Diluar Dugaan

_22_

_Ustadz Pribadi_

"Mempraktekkan kejujuran itu sulit, apalagi mengajari kejujuran"

Adnil_

Happy reading..

"Niatku ingin menghitabahmu, tapi kalau kamu sudah ada yang punya aku tak bisa apa, hanya bisa berencana."

Whuss..

Angin sepoi menerpa kulit dermisku, menyadarkanku dari kalimat panjang yang Ibra ucapkan. Nadanya begitu berat dan samar.

Segurat rasa kecewa melambung tinggi, seolah ia akan dijatuhkan kepermukaan bumi menjadi kepingan tak utuh lagi. Begitu aku mendeskripsikan raut wajah pada sosok pria dihadapanku. Dia tersenyum, namun seolah ada luka, dia menertawakan lukanya sendiri, begitu yakin lukanya tak akan terobati.

"Kamu baik. Percayalah, kelak kau akan temukan orang yang lebih baik dariku, dan tentunya terbaik untukmu."

Ibra mengangguk samar. "Aku permisi, Assalamualaikum"

"Waalaikumussalam warohmatullah."

'Maaf Ib, semua ini bukan kehendakku. Aku tak bisa apa,' deruhku didalam hati saat Ibra berlalu dengan langkah yang tak bisa diartikan.

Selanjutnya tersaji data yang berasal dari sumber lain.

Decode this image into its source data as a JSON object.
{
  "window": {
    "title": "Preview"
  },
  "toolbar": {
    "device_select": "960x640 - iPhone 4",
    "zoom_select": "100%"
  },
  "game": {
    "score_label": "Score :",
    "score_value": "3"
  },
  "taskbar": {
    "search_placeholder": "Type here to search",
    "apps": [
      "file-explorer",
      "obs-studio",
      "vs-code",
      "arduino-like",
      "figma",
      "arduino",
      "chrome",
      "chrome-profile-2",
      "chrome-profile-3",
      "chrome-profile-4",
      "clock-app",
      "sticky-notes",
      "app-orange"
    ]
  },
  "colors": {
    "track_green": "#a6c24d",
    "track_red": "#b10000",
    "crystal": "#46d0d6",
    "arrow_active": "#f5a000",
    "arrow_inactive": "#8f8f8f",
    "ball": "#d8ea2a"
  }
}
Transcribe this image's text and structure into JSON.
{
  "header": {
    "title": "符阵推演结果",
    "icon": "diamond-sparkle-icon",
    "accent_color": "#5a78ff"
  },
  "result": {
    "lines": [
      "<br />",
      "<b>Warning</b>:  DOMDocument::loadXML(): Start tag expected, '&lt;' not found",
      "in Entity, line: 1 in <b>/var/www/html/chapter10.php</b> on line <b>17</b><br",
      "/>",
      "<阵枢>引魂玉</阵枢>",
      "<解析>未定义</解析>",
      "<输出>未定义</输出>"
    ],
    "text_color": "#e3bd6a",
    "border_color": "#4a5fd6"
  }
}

Jika bukan Ibra, lantas siapa? Ah kepo sendiri 'kan. Padahal sudah tak mau tahu siapapun orangnya. Cukup minta Allah untuk tanamkan cinta pada yang benar menjadi pemilik tulang rusuk ini.

"Oh my god, I admire him so much."

Rara terperangah, dan mataku membulat sempurna melihatnya begitu kaget.

"Dikhitbah Ibra?" puk.. puk.. telapak tangannya beradu kepalanya bergerak kekanan dan kekiri.  "kalau gue jadi lo, nyesel Tha."

"Udah ah, aku harus ke kantor pp.. ayah," hampir saja lidah ini tak bisa diajak kompromi.

"Yaudah, gue juga harus pulang. Mami minta antar ke salon. Jangan lupa gue sidangnya lusa," nadanya ditambah se oktaf agar terdengar saat kakinya mulai menjauh.

"Iyya, assalamualikum," mungkin sudah tidak terdengar. Dia belum terbiasa dengan salam, tapi akan aku biasakan.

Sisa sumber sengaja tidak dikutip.